Tree structure and carbon cycling in a tropical rainforest under long-term drought
Abstract
Tropical forests are highly productive and biodiverse, exchanging more carbon with the atmosphere than any other terrestrial ecosystem and representing the apex of taxonomic and structural diversity on land. However, their high productivity is sensitive to climate, which for many tropical regions, and especially the Amazon, is predicted to become more extreme this century, with stronger and more frequent drought events likely to occur. Extreme drought has been shown to alter net carbon gain in Amazon forests, causing a decline or sometimes a reversal in the natural carbon sink. The long-term effects of increasing drought exposure are poorly understood, but are thought likely to substantially weaken or reverse the future Amazon carbon sink, with impacts at the scale of the global carbon cycle.

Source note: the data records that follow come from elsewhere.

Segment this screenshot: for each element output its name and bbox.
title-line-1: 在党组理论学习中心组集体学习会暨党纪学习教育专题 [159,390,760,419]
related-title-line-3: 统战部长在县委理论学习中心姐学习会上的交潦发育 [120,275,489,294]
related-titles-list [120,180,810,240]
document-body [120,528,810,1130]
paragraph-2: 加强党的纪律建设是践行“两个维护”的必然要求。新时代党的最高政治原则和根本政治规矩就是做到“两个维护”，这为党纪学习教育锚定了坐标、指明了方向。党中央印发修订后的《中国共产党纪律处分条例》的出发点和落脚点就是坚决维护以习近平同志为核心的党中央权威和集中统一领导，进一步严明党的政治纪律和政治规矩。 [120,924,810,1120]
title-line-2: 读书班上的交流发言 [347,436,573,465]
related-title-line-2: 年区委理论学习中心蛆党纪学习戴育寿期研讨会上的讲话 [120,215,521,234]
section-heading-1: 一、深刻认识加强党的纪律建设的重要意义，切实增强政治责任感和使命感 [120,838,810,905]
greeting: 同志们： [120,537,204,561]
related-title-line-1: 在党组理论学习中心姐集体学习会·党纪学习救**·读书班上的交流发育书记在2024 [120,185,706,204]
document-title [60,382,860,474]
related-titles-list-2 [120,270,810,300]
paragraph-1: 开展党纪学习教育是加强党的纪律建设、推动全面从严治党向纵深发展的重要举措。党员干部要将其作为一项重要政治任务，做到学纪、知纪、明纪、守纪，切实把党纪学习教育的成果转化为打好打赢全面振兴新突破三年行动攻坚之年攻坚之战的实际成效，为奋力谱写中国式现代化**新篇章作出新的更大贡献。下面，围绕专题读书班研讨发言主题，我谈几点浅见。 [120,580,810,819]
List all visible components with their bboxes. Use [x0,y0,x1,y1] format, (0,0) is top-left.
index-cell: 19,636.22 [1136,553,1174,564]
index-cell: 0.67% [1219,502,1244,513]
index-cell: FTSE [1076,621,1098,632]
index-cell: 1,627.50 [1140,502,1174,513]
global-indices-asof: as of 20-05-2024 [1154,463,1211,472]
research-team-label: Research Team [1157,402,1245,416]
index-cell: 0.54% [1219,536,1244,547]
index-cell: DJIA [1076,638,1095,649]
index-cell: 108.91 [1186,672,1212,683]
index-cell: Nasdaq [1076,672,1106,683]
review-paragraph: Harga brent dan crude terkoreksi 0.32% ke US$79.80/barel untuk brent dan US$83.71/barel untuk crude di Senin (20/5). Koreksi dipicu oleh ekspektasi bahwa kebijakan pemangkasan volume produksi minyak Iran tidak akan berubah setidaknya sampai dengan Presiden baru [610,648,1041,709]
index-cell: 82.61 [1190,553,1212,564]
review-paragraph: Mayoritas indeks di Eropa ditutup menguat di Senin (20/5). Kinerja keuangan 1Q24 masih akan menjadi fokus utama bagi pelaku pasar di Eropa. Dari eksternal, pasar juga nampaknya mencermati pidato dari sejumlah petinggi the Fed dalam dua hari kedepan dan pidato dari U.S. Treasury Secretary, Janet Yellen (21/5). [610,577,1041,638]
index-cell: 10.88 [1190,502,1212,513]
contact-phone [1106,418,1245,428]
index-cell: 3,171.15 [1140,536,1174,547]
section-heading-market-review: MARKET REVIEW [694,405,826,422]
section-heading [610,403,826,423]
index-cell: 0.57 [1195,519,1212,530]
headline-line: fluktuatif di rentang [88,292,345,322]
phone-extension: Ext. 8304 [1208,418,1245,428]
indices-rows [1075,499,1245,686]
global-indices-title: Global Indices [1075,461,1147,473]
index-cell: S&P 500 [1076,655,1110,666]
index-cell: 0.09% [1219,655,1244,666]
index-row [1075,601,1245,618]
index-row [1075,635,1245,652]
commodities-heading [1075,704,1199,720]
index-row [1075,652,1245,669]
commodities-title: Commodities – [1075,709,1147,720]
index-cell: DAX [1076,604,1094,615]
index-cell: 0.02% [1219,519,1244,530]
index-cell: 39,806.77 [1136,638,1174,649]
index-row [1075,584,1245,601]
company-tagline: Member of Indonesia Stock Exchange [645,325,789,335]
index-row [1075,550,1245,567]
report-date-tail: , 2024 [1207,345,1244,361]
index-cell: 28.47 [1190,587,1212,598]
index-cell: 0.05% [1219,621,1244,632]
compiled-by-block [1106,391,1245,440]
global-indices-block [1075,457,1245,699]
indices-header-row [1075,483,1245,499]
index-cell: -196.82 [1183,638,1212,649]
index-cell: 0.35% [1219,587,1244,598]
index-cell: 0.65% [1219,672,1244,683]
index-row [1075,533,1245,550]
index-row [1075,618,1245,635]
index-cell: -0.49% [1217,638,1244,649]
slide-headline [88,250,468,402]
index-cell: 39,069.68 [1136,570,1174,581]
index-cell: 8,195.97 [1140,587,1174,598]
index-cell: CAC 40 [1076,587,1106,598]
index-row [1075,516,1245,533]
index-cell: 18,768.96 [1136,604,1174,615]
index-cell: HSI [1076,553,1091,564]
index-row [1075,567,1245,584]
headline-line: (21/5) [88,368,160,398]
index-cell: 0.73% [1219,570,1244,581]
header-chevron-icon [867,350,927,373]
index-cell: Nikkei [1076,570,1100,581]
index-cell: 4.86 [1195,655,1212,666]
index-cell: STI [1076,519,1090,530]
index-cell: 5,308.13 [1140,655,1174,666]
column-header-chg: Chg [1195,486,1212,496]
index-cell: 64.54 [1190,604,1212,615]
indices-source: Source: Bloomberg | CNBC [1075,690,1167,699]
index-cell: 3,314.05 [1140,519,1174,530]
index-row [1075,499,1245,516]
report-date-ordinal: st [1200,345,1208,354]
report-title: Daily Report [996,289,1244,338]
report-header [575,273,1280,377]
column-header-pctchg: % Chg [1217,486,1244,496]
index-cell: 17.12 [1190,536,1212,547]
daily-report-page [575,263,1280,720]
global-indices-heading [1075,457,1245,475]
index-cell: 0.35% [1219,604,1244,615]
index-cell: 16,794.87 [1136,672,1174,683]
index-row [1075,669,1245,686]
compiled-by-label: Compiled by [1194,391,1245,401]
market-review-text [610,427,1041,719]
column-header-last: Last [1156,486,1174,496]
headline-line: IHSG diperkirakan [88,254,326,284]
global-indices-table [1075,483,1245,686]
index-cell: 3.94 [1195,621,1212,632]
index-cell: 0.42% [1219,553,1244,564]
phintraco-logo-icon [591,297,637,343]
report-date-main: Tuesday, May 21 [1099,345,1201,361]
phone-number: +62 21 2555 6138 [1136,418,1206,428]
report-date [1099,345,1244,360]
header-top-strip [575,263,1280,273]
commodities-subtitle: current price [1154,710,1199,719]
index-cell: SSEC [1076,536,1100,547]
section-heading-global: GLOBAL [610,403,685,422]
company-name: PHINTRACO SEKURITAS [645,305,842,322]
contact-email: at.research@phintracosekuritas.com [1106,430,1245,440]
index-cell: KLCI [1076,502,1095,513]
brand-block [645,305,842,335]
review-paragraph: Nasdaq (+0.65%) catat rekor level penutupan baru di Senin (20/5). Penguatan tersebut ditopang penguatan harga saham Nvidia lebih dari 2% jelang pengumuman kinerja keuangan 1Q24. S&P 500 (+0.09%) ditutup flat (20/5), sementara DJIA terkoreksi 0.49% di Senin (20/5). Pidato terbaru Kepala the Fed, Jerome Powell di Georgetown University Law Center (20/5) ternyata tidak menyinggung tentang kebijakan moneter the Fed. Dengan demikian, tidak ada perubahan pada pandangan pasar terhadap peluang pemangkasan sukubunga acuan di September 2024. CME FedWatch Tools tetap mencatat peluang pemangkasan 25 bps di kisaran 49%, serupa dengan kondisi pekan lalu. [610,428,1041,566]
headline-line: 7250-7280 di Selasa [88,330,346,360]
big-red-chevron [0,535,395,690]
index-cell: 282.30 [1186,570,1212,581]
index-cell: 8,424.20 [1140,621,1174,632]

Our understanding of the response by any forest to drought is hampered by observational opportunity. One way to resolve this is to manipulate water availability experimentally at large scale. This thesis uses one such 'ecosystem-scale' (1 ha) rainfall manipulation experiment in Amazon rainforest, combining new structural, ecological and ecophysiological measurements on a forest that has experienced long-term experimental drought, over twenty years. The new structural measurements comprise terrestrial laser scanning (TLS) data that are analysed to quantify detailed tree and forest structural metrics. The physiological measurements focus on using these novel structural datasets to estimate and scale woody tissue carbon dioxide effluxes from twig to forest. Finally, biomass and growth are analysed over the twenty-year experimental drought period, using the new structural data to refine the quantification and understanding of change in biomass and growth during the period of experimentally-imposed drought.

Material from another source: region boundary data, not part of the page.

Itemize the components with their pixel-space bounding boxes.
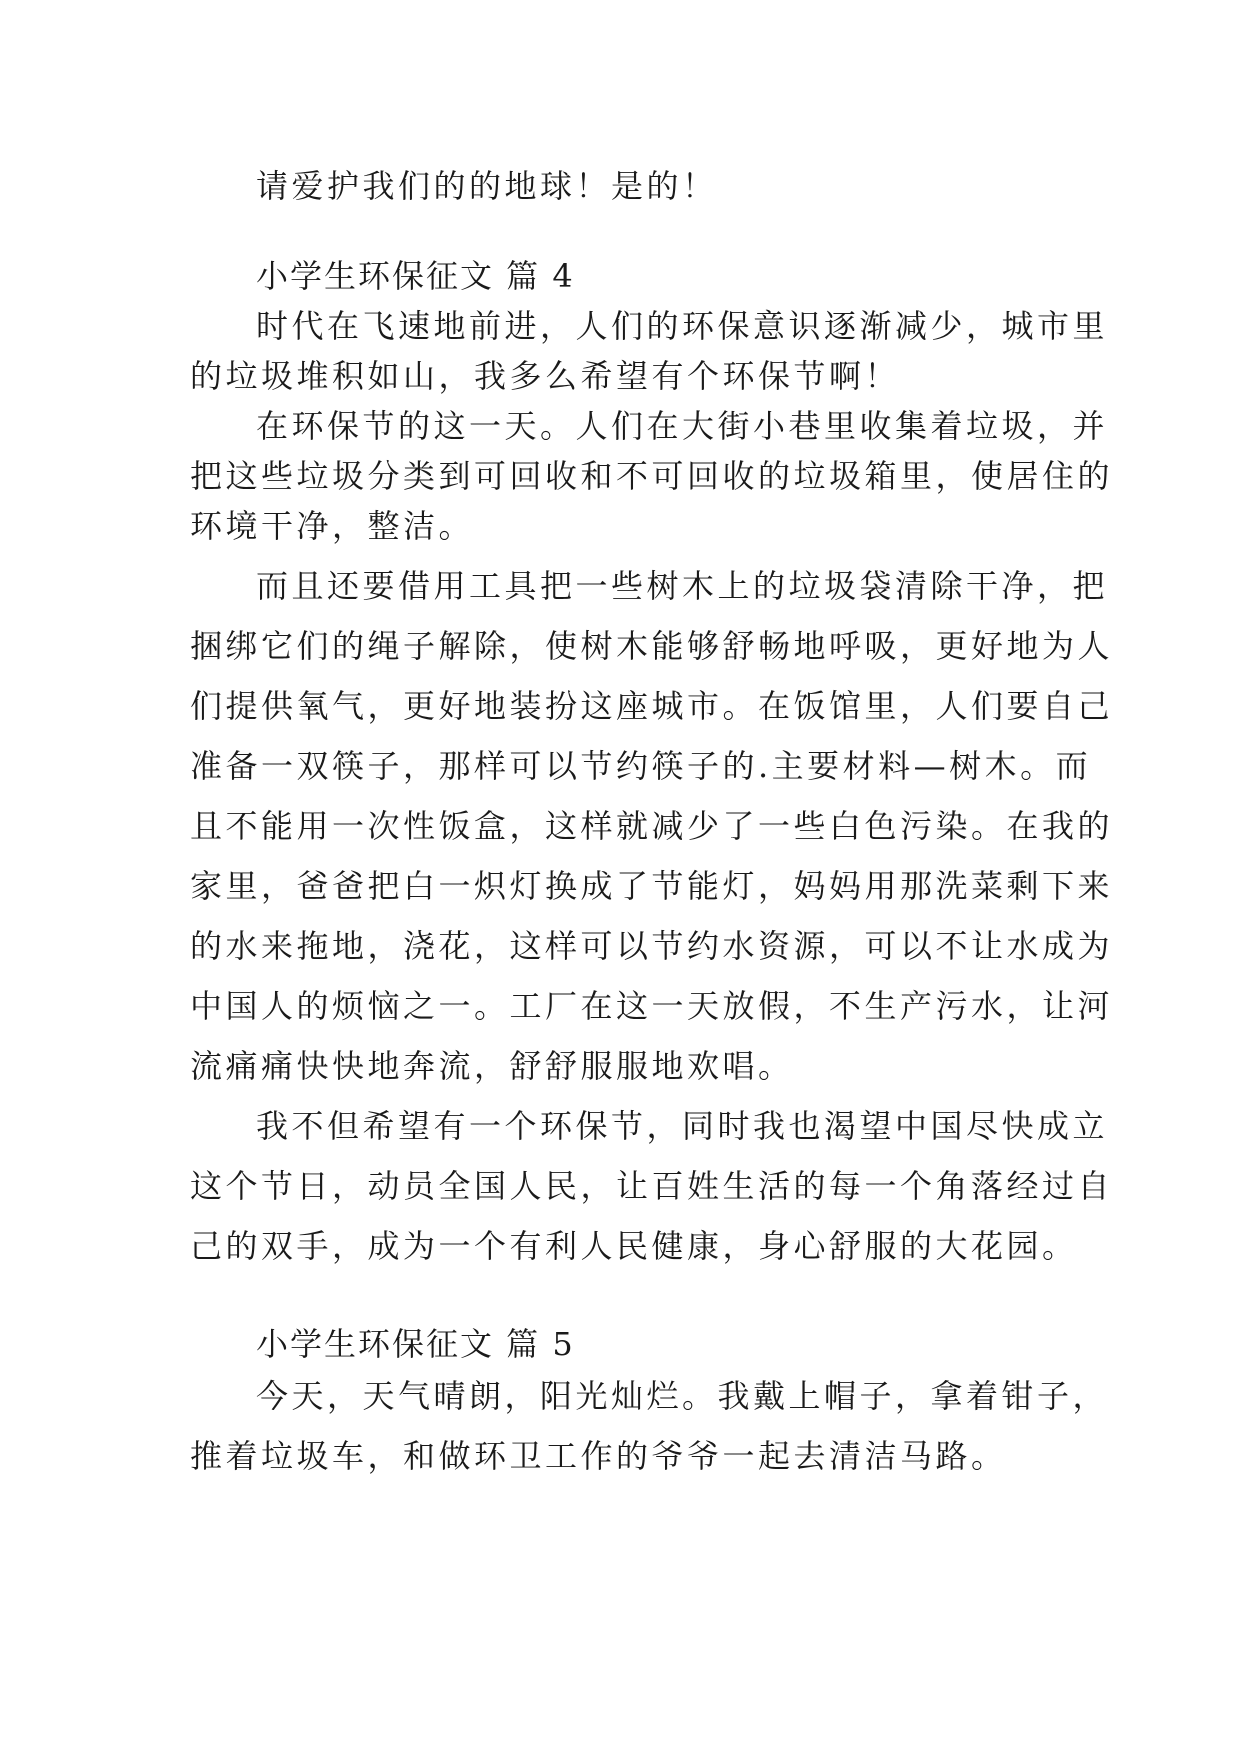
paragraph-line: 家里，爸爸把白一炽灯换成了节能灯，妈妈用那洗菜剩下来	[190, 867, 1114, 905]
paragraph-line: 今天，天气晴朗，阳光灿烂。我戴上帽子，拿着钳子，	[256, 1377, 1109, 1415]
paragraph-line: 捆绑它们的绳子解除，使树木能够舒畅地呼吸，更好地为人	[190, 627, 1114, 665]
paragraph-line: 而且还要借用工具把一些树木上的垃圾袋清除干净，把	[256, 567, 1109, 605]
paragraph-line: 在环保节的这一天。人们在大街小巷里收集着垃圾，并	[256, 407, 1109, 445]
paragraph-line: 们提供氧气，更好地装扮这座城市。在饭馆里，人们要自己	[190, 687, 1114, 725]
paragraph-line: 我不但希望有一个环保节，同时我也渴望中国尽快成立	[256, 1107, 1109, 1145]
paragraph-line: 己的双手，成为一个有利人民健康，身心舒服的大花园。	[190, 1227, 1078, 1265]
section-5-title: 小学生环保征文 篇 5	[256, 1325, 575, 1363]
paragraph-line: 时代在飞速地前进，人们的环保意识逐渐减少，城市里	[256, 307, 1109, 345]
paragraph-line: 的水来拖地，浇花，这样可以节约水资源，可以不让水成为	[190, 927, 1114, 965]
closing-line: 请爱护我们的的地球！是的！	[256, 167, 718, 205]
paragraph-line: 环境干净，整洁。	[190, 507, 475, 545]
paragraph-line: 且不能用一次性饭盒，这样就减少了一些白色污染。在我的	[190, 807, 1114, 845]
paragraph-line: 把这些垃圾分类到可回收和不可回收的垃圾箱里，使居住的	[190, 457, 1114, 495]
paragraph-line: 推着垃圾车，和做环卫工作的爷爷一起去清洁马路。	[190, 1437, 1007, 1475]
paragraph-line: 流痛痛快快地奔流，舒舒服服地欢唱。	[190, 1047, 794, 1085]
paragraph-line: 这个节日，动员全国人民，让百姓生活的每一个角落经过自	[190, 1167, 1114, 1205]
section-4-title: 小学生环保征文 篇 4	[256, 257, 575, 295]
paragraph-line: 准备一双筷子，那样可以节约筷子的.主要材料—树木。而	[190, 747, 1092, 785]
paragraph-line: 的垃圾堆积如山，我多么希望有个环保节啊！	[190, 357, 901, 395]
paragraph-line: 中国人的烦恼之一。工厂在这一天放假，不生产污水，让河	[190, 987, 1114, 1025]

Tree structural plasticity in response to drought may mitigate the sensitivity of tropical rainforests to climate change. Here, I find that tropical rainforest woody and leafy structural traits altered substantially under drought in a manner that may influence individual tree and whole forest hydraulic conductance, resource acquisition efficiency and heat transfer. The tree structural plasticity found in droughted trees had implications for tree metabolic scaling, resulting in lower whole tree wood CO2 efflux for droughted trees in comparison to equivalent sized Control trees. This alteration in metabolic scaling occurred on droughted trees despite minimal change in wood CO2 efflux rates per unit tree surface area. At the stand-scale, altered tree structure and high rates of tree mortality led to over 50% reduction in stand wood CO2 efflux.
Predicted drought scenarios in the tropics has led to substantial interest in climatic thresholds that can lead to ecosystem tipping points. The high mortality rate and accompanying loss of aboveground biomass during this drought experiment has provided the opportunity to test potential ecosystem collapse under extreme drought. By analysing biomass dynamics, validated using TLS, and tree woody growth over 20 years of experimental drought, I find evidence that the ecosystem has reached a new stable state, with reduced rate of aboveground biomass loss due to mortality, and with stabilized growth rates.
There is large uncertainty about how climate change will influence carbon cycling in the tropics. I contribute to the understanding of the woody component of the carbon cycle in tropical rainforests under drought stress, using novel TLS techniques to link structure with function on a tree and forest-scale.